I really wonder the point of becoming a walking Apple ad.
Of course, when I have to manage/use a "non trendy brand" laptop like MSi or Lenovo, I never miss the chance to show off (!) with it :) I even shouted "long live xp!" once with A4 mouse in my hand.
> Windows is targeted far more often that other operating systems because it is used on far more machines ..
That's a debatable statement, imho the design flaws are a combination of Windows and how the Intel chipset handle memory, as it it seems incapable of isolating each processes memory.
Modded up two, modded down seven ...
Suprised that the employees are not all using Chrome generally, with other browsers being used for testing.

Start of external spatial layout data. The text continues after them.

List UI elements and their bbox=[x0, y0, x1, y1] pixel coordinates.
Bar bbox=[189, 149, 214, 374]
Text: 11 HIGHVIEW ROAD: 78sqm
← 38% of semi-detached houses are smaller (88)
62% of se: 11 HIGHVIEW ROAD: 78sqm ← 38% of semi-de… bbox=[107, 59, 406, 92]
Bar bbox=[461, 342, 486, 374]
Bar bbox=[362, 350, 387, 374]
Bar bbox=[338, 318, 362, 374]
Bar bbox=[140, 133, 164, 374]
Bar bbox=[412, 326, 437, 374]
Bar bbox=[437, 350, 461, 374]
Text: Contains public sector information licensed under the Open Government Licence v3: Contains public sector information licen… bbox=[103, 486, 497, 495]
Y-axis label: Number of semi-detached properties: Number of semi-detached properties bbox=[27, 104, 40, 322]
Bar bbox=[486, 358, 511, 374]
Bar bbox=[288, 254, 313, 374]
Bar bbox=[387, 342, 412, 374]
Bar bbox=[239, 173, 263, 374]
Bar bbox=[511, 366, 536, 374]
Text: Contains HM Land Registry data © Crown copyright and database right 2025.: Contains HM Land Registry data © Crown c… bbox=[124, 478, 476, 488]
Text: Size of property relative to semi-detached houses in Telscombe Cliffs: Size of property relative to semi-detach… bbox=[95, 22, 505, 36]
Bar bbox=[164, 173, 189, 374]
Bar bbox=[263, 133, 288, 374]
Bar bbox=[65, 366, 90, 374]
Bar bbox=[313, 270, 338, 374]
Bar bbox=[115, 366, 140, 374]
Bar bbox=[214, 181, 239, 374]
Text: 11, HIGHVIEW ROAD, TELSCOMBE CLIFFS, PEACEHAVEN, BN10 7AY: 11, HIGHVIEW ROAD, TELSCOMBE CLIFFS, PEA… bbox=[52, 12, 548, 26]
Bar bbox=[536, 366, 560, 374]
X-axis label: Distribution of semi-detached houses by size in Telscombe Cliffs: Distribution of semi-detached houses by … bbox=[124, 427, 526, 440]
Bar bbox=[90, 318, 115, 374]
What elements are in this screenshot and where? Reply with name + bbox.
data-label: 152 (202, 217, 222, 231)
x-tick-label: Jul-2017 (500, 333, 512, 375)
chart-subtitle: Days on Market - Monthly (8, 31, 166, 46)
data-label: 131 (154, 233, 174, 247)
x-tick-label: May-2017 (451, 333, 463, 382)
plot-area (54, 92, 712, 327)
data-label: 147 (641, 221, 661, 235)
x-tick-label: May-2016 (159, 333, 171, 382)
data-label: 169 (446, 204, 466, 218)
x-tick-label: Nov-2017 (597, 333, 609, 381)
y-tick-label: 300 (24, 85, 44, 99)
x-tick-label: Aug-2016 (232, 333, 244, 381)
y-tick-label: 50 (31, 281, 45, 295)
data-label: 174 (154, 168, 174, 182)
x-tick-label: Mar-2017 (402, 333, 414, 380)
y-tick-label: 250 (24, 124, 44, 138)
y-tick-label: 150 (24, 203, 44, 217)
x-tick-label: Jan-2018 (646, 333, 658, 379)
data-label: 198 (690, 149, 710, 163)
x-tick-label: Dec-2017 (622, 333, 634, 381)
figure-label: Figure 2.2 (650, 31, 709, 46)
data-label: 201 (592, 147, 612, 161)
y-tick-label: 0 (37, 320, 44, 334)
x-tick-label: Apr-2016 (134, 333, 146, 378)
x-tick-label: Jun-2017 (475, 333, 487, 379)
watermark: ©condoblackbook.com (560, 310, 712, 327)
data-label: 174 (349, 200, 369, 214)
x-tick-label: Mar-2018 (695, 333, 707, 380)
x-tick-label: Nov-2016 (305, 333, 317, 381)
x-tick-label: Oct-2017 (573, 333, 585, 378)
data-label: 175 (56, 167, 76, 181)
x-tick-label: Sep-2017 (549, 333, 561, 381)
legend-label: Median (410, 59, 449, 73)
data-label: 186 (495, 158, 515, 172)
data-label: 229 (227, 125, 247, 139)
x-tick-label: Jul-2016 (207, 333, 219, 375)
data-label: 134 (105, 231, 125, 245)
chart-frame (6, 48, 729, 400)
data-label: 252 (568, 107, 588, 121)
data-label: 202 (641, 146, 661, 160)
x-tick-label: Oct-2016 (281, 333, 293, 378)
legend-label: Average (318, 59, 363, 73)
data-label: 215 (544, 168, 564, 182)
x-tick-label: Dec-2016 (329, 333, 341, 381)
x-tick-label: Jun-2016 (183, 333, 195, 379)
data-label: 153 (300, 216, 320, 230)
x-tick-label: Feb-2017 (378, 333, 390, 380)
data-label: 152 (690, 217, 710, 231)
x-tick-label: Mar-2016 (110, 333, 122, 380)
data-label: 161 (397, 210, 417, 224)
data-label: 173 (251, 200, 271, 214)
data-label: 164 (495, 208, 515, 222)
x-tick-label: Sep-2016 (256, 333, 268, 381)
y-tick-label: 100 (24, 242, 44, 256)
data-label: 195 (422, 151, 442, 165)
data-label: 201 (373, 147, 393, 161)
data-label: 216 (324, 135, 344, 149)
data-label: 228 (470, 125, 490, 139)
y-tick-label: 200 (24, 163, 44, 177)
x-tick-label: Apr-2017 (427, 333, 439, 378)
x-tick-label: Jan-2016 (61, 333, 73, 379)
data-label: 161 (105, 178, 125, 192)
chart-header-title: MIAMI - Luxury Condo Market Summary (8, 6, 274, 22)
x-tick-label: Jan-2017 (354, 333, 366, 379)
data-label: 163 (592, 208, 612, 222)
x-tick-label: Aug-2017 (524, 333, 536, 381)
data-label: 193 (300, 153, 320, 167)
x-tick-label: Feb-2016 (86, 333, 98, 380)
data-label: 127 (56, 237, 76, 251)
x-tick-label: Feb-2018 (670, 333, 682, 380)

Reminds me of a job I did at the Rover Plant, I drove up to the employee car park and nearly all the cars were Ford's or some other make; with barely a Rover to be seen.
so it could be 98% are still on Windows, or it could be that Googles operatives lied to stay in the companies good books. Given the limitations of the google O.S. only people with the most limited computer usage (web, chat, docs, and media playing) would be able to use it. Does it have any sophisticated Graphic, Video, Music, 3D, or Animation editors ? Be intersting to see how many people Reg readers know who would actually consider using Google OS let alone paying $330/year for renting a low spec laptop when almost any other deal is a better deal
this smells of typical Google-Hype, with shades of Google-Blather and Google-Balony
funny how in recent years we've come to take a lot of Googles 'reports' with more than a pinch of salt
Everyone keeps repeating this great idea of the network computer - ever since the invention of the personal computer, they've want to get back in control of the users.
It's pretty inevitable that as soon as web-based software / cloud / etc becomes dominant, some upstart will then be able to start marketing on the opposite.
"It should be noted that regardless of its design, Windows is targeted far more often that other operating systems because it is used on far more machines"
That is such a flippant statement - does this reporter have any grasp of the number of *nix servers and machines in the world?
Desktop machines, yes, clearly more windows devices. Servers, mobile and embedded devices, by a long way, no.
Windows is targeted because it is used the most often by the least technically minded people. For example, how many people that read this great site would click yes to install a pop up that says your computer is at risk? And in turn, how many OS's would allow you to install that software into the heart of your OS without asking you for a password (okay, vista and 7 do).